Why Are Bangs so Popular Among Japanese Girls and Women?

  • Bangs are hugely popular in Japan among girls and women (and some men, too). Walk down any street in Tokyo, sit in any coffee shop, or take any train during rush hour, and it is likely that most of the women or girls you will see are sporting bangs in various shapes and styles.

    Japanese women take a lot of price in their appearance, and it can be quite intimidating coming from the west to see that everyone makes such an effort with having coordinated clothing, current fashions, and perfectly ironed out clothes. This can be seen particularly on the fashionable streets of Harajuku, but also in many other places.

    Japanese women will usually wear makeup for most occasions, and will also be likely to dye their hair usually involving light browns and even blonde shades. When it comes to hairstyles, however, the bangs are a sure winner. This article will delve into the world of bangs in Japan and why they are so incredibly popular here!

    Bangs in Japan

    It is estimated that almost nine out of ten women in Japan have bangs as part of their hairstyle. In Japanese bangs are called ‘Maegami’ (前髪), and are regarded as the default hairstyle for both Japanese women and also younger Japanese girls.

    Indeed, not just in Japan but in countries nearby such as Korea and increasingly in China, bangs are seen as a hairstyle which can narrow the face and make it appear smaller. They are also regarded as a young-looking hairstyle, and looking as young as possible is also sought after in Japanese culture.

    Bangs can vary in size and shape. Some of the most popular ones in Japan include a front bang with a medium bob, short bangs with longer hair, straight bangs with straight hair, and more wispy bangs with curly or wavy hair. The style of bangs people choose may depend on the shape of their face, their hair length, and the particular look they want to achieve.

    But why are bangs so popular in Japan? Read on to find out some of the reasons to explain why this haircut has taken off so much in the country.

    Television Personalities and Other Stars

    One reason for the enduring popularity of bangs must be the huge popularity of bangs among celebrities, idols, models, and other stars in Japan. In Japan, idols and celebrity figures really do influence the fashion choices of Japanese young people.

    You could say that about the whole of the modern world to an extent, but here in Japan fans will go to great lengths to follow the fashion and style choices of their favorite singer or actor. Many female Japanese celebrities sport bangs, including the very well-known singer Kyary Pamyu Pamyu and various members of the J-pop group AKB48.

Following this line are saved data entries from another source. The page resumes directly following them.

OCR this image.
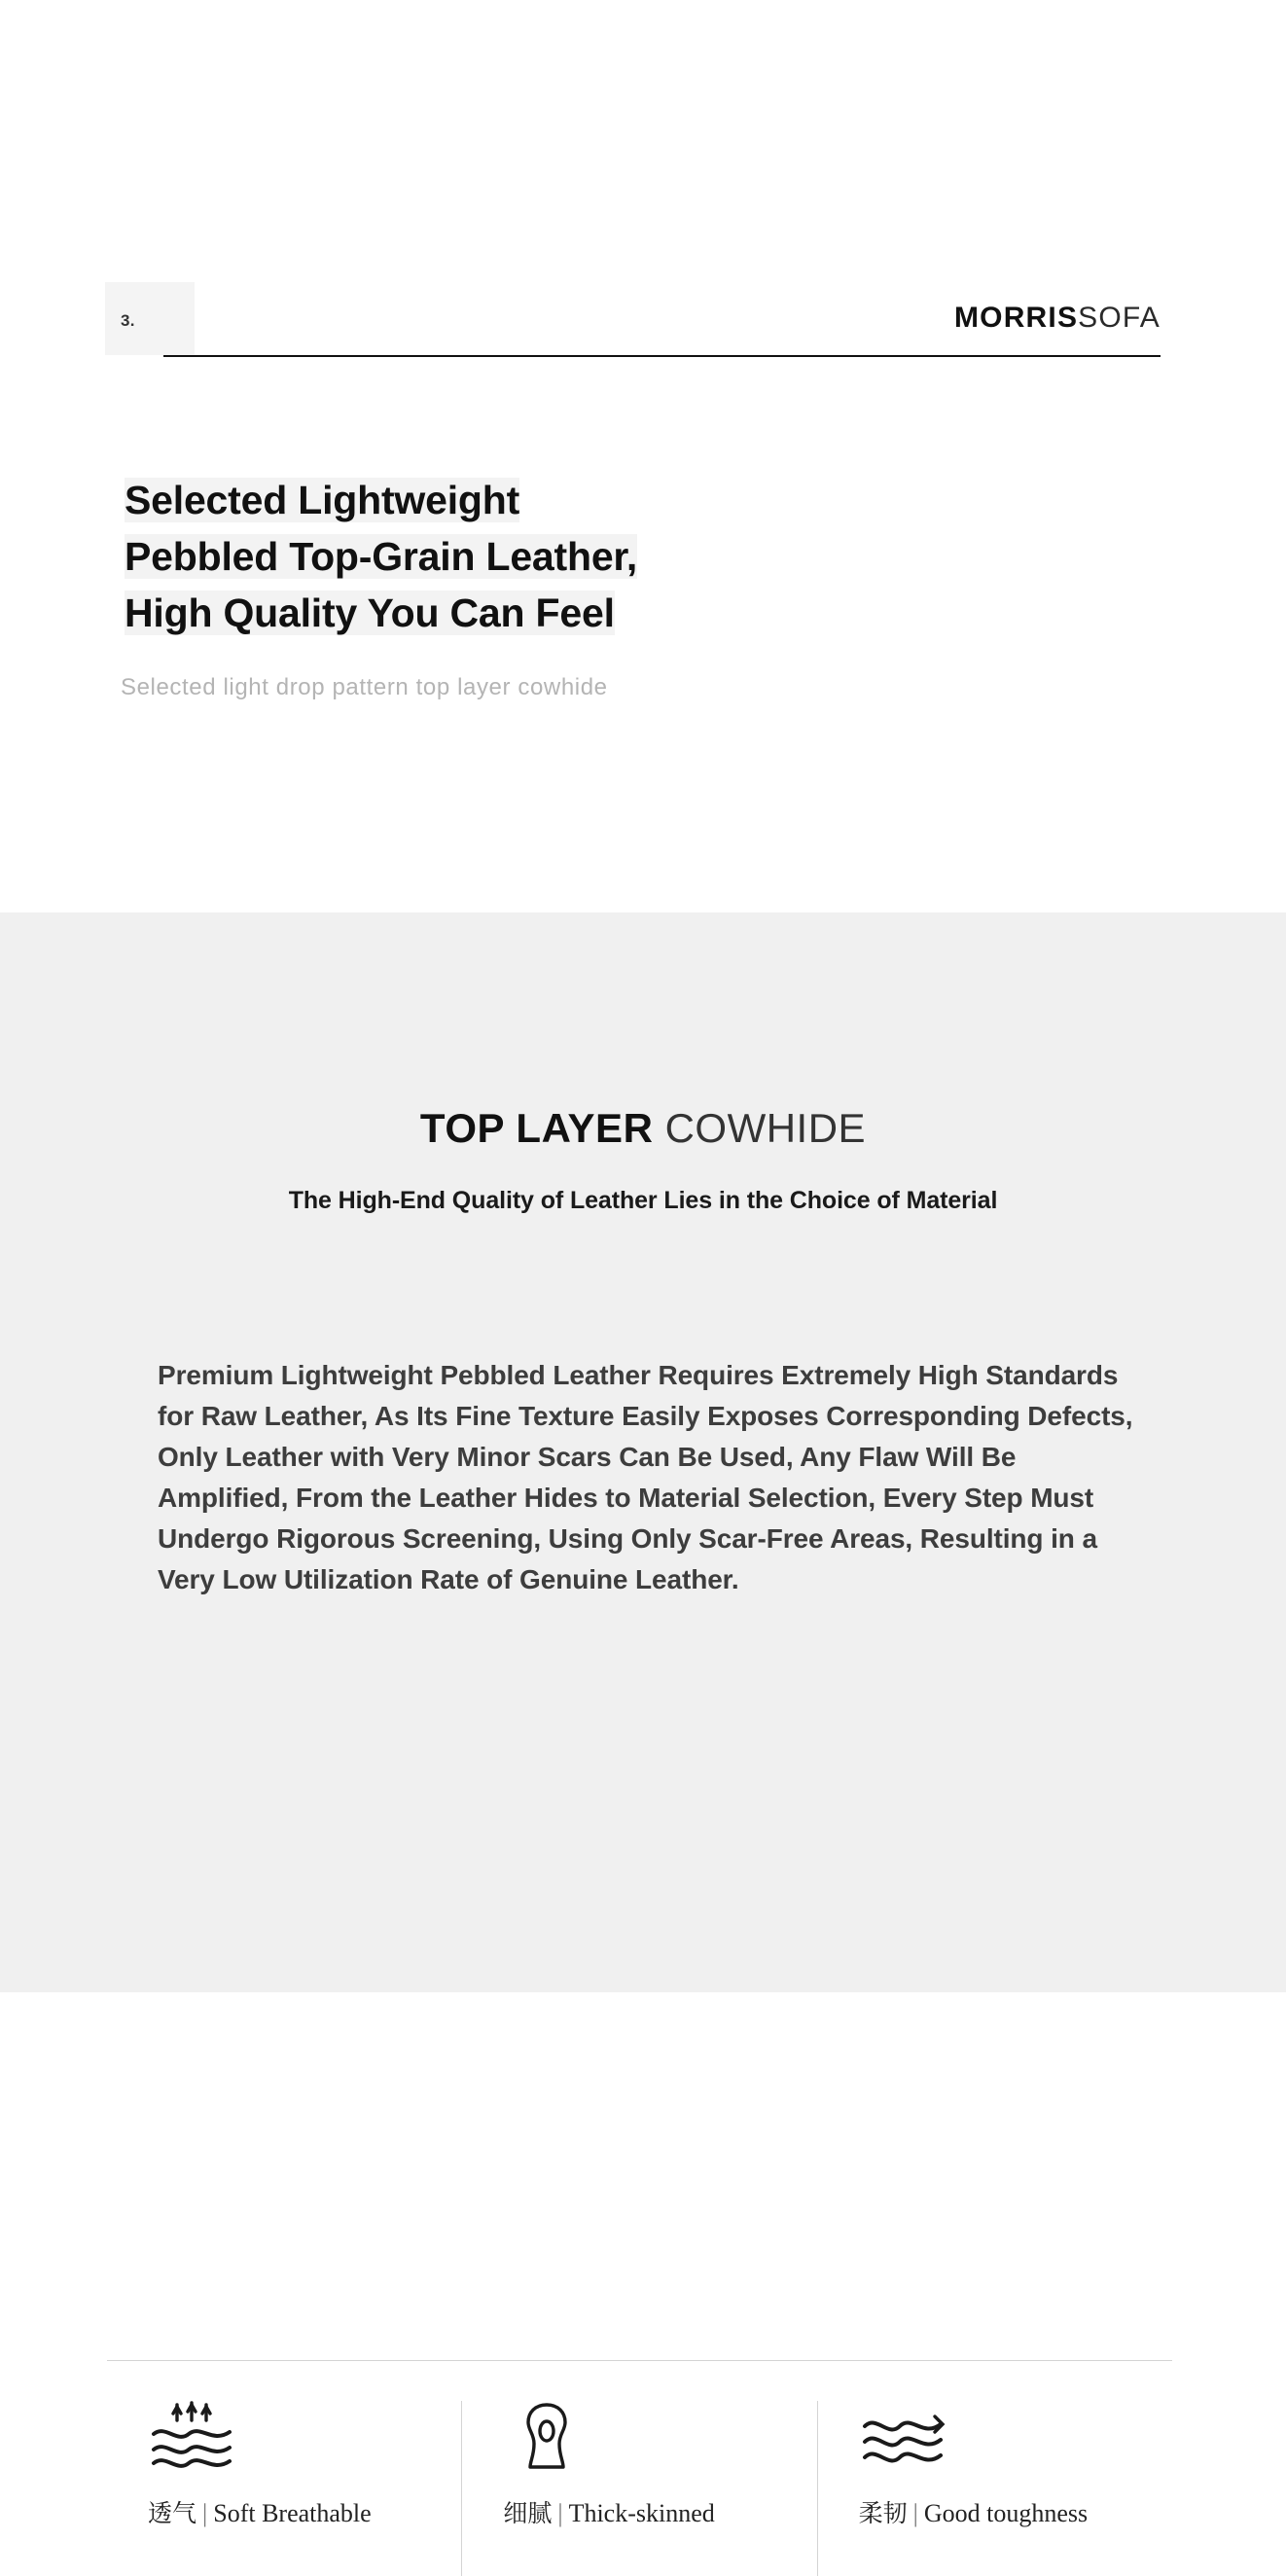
3.	MORRISSOFA
Selected Lightweight
Pebbled Top-Grain Leather,
High Quality You Can Feel
Selected light drop pattern top layer cowhide
TOP LAYER COWHIDE
The High-End Quality of Leather Lies in the Choice of Material
Premium Lightweight Pebbled Leather Requires Extremely High Standards for Raw Leather, As Its Fine Texture Easily Exposes Corresponding Defects, Only Leather with Very Minor Scars Can Be Used, Any Flaw Will Be Amplified, From the Leather Hides to Material Selection, Every Step Must Undergo Rigorous Screening, Using Only Scar-Free Areas, Resulting in a Very Low Utilization Rate of Genuine Leather.
透气 | Soft Breathable	细腻 | Thick-skinned	柔韧 | Good toughness
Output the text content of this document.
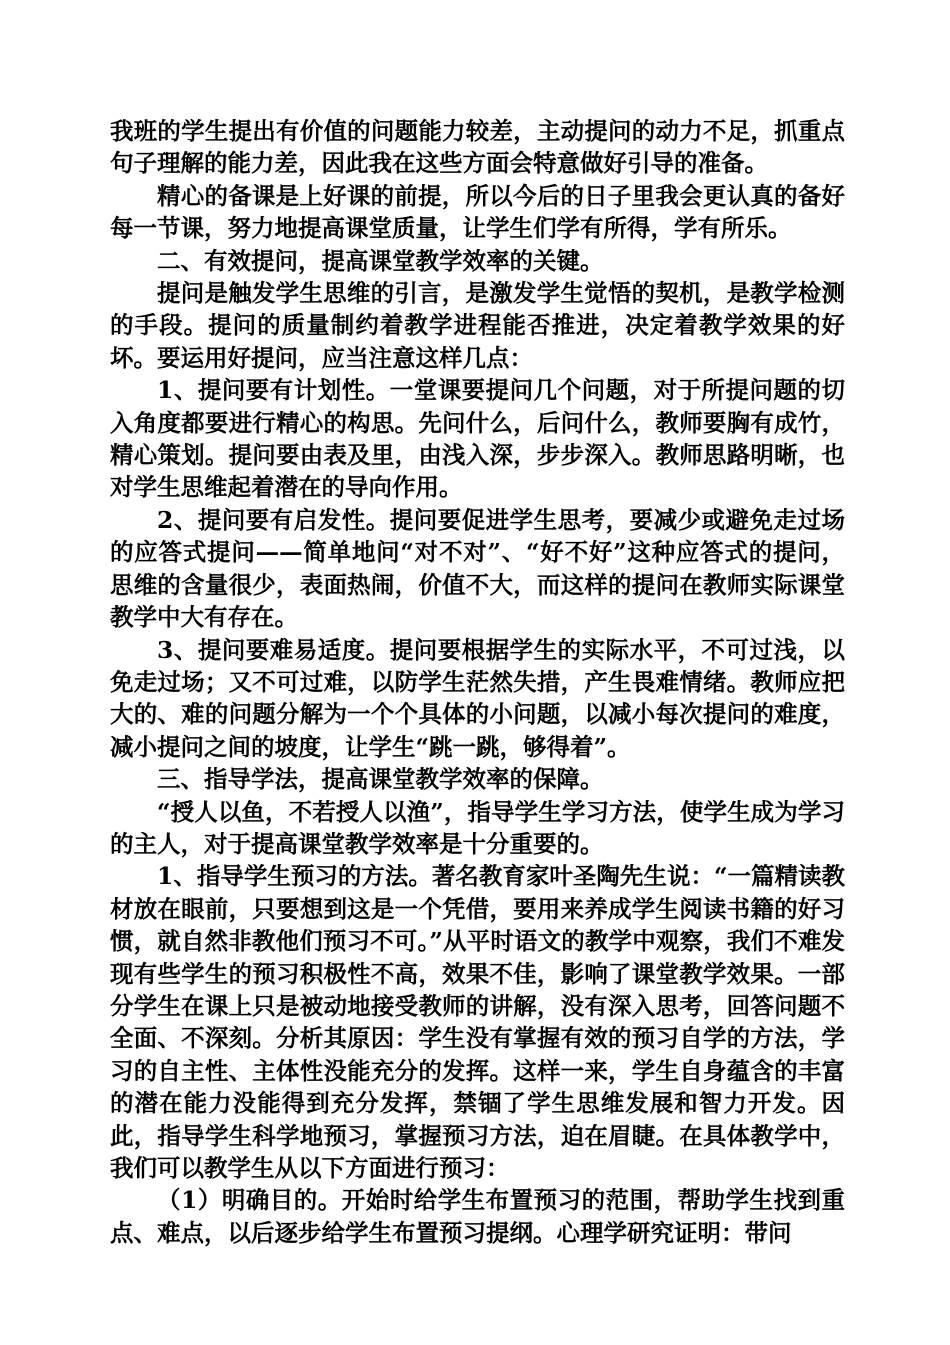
我班的学生提出有价值的问题能力较差，主动提问的动力不足，抓重点句子理解的能力差，因此我在这些方面会特意做好引导的准备。

精心的备课是上好课的前提，所以今后的日子里我会更认真的备好每一节课，努力地提高课堂质量，让学生们学有所得，学有所乐。

二、有效提问，提高课堂教学效率的关键。

提问是触发学生思维的引言，是激发学生觉悟的契机，是教学检测的手段。提问的质量制约着教学进程能否推进，决定着教学效果的好坏。要运用好提问，应当注意这样几点：

1、提问要有计划性。一堂课要提问几个问题，对于所提问题的切入角度都要进行精心的构思。先问什么，后问什么，教师要胸有成竹，精心策划。提问要由表及里，由浅入深，步步深入。教师思路明晰，也对学生思维起着潜在的导向作用。

2、提问要有启发性。提问要促进学生思考，要减少或避免走过场的应答式提问——简单地问“对不对”、“好不好”这种应答式的提问，思维的含量很少，表面热闹，价值不大，而这样的提问在教师实际课堂教学中大有存在。

3、提问要难易适度。提问要根据学生的实际水平，不可过浅，以免走过场；又不可过难，以防学生茫然失措，产生畏难情绪。教师应把大的、难的问题分解为一个个具体的小问题，以减小每次提问的难度，减小提问之间的坡度，让学生“跳一跳，够得着”。

三、指导学法，提高课堂教学效率的保障。

“授人以鱼，不若授人以渔”，指导学生学习方法，使学生成为学习的主人，对于提高课堂教学效率是十分重要的。

1、指导学生预习的方法。著名教育家叶圣陶先生说：“一篇精读教材放在眼前，只要想到这是一个凭借，要用来养成学生阅读书籍的好习惯，就自然非教他们预习不可。”从平时语文的教学中观察，我们不难发现有些学生的预习积极性不高，效果不佳，影响了课堂教学效果。一部分学生在课上只是被动地接受教师的讲解，没有深入思考，回答问题不全面、不深刻。分析其原因：学生没有掌握有效的预习自学的方法，学习的自主性、主体性没能充分的发挥。这样一来，学生自身蕴含的丰富的潜在能力没能得到充分发挥，禁锢了学生思维发展和智力开发。因此，指导学生科学地预习，掌握预习方法，迫在眉睫。在具体教学中，我们可以教学生从以下方面进行预习：

（1）明确目的。开始时给学生布置预习的范围，帮助学生找到重点、难点，以后逐步给学生布置预习提纲。心理学研究证明：带问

    Related to this is the fact that many anime and manga characters have bangs, too! Women and girls in anime and manga in Japan are often depicted and cute and adorable, even if they are strong and brave characters. One way to indicate this cuteness is by giving them bangs, which some could argue has further fueled the popularity of the style.

    Attractive, Adorable, and Innocent Looking

    In Japan and within Japanese culture, bangs are seen as good-looking and an attractive hairstyle to have. This is clear from the fact that they are seen on models in advertisements, and encouraged by hair salons to ideally complement Japanese face shape.

    Indeed, bangs are regarded as a good choice for women in Japan who wish to make their faces look smaller, narrower, thinner, and more shapely. Smaller faces are popular in Japan and are seen as a standard of beauty here.

    This is not just a recent thing, as bangs were also popular in history in Japan. One traditional hairstyle called Okappa (おかっぱ) features a sharply-cut set of bangs. This hairstyle is still used among younger schoolgirls and children of kindergarten age.

    Perhaps related to this is the notion in Japan that innocence, naivety, and youth are all attractive qualities, and having bangs is thought to represent this image of innocence and cuteness in Japanese women. You will notice that this notion of innocence is not only seen in hairstyles but also in the adorable and cute dresses, ribbons, bows, knee-high socks, and pink frilly items popular among the population!

    For a Japanese woman wanting to fit in, appear cute and innocent, and replicate the look of their favorite idols, having bangs is a must. Perhaps over time this will change or develop, or perhaps the desire to look cute will fade away in place of a desire to look strong and feisty! What do you think?